1781/82 Beiträge zu den beiden in Mitau erscheinenden Zeitschriften „Für Leser und Leserinnen“ und „Liefländisches Magazin der Lektüre“. Vom Februar bis zum Sommer nochmaliger Aufenthalt in St. Petersburg, von wo aus Lenz nach Moskau reist und Aufnahme im Haus des Historikers Gerhard Friedrich Müller findet. – Über Lenz’ Jahre in Moskau ist bislang wenig bekannt. Seinen Lebensunterhalt verdient er mit Unterricht, gelegentlich unterstützt durch russische Gönner.

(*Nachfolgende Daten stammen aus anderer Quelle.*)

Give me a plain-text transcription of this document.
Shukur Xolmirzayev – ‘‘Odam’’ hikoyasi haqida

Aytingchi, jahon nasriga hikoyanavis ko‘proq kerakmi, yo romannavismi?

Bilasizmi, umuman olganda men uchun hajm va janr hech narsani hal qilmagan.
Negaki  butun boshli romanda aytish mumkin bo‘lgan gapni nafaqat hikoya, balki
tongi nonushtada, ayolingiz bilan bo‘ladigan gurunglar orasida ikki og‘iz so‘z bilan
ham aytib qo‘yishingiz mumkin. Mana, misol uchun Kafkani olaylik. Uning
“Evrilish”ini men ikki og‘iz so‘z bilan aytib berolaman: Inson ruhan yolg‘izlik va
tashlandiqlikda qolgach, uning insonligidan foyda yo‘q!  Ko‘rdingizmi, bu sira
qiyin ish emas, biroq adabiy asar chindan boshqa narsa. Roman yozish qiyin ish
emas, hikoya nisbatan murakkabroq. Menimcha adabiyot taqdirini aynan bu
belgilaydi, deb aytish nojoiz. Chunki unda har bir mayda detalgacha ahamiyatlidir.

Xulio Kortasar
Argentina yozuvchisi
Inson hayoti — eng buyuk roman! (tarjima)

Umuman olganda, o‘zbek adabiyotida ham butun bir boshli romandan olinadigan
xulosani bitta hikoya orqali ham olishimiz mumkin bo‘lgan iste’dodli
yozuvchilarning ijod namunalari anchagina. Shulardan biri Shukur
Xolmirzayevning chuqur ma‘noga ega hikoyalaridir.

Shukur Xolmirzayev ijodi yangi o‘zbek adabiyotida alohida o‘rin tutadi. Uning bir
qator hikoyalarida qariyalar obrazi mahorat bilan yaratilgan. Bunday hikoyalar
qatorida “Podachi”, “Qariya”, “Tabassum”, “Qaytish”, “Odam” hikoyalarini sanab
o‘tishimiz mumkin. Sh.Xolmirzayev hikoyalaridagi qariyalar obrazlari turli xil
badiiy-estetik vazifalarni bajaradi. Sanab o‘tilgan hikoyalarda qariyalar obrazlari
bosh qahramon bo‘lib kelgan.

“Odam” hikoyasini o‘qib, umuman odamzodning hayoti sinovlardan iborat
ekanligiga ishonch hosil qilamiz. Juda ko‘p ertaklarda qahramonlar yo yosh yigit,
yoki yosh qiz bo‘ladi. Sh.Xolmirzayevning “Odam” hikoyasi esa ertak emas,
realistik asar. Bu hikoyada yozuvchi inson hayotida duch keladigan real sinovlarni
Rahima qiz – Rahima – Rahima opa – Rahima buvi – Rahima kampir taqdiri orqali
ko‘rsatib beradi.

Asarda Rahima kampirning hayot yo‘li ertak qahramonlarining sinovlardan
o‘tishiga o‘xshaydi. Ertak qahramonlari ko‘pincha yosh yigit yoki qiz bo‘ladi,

Er unterhält Kontakte zu Moskauer Freimaurerzirkeln und Schriftstellern, arbeitet an verschiedenen Reformprojekten (besonders zum russischen Erziehungswesen) und übersetzt aus dem Russischen.

1787

Übersetzung von Pleschtschejews „Übersicht des Russischen Reichs“ erscheint.

1792

Lenz stirbt am 3. oder 4. Juni (23./24. Mai nach dem Kalender alten Stils) in Moskau.

1828

Ludwig Tieck gibt Lenz’ „Gesammelte Schriften“ heraus. Im Laufe des 19. und frühen 20. Jahrhunderts werden zahlreiche zu Lebzeiten ungedruckt gebliebene Dramen, Gedichte, Prosatexte und theoretische Schriften aus dem umfangreichen Nachlaß veröffentlicht.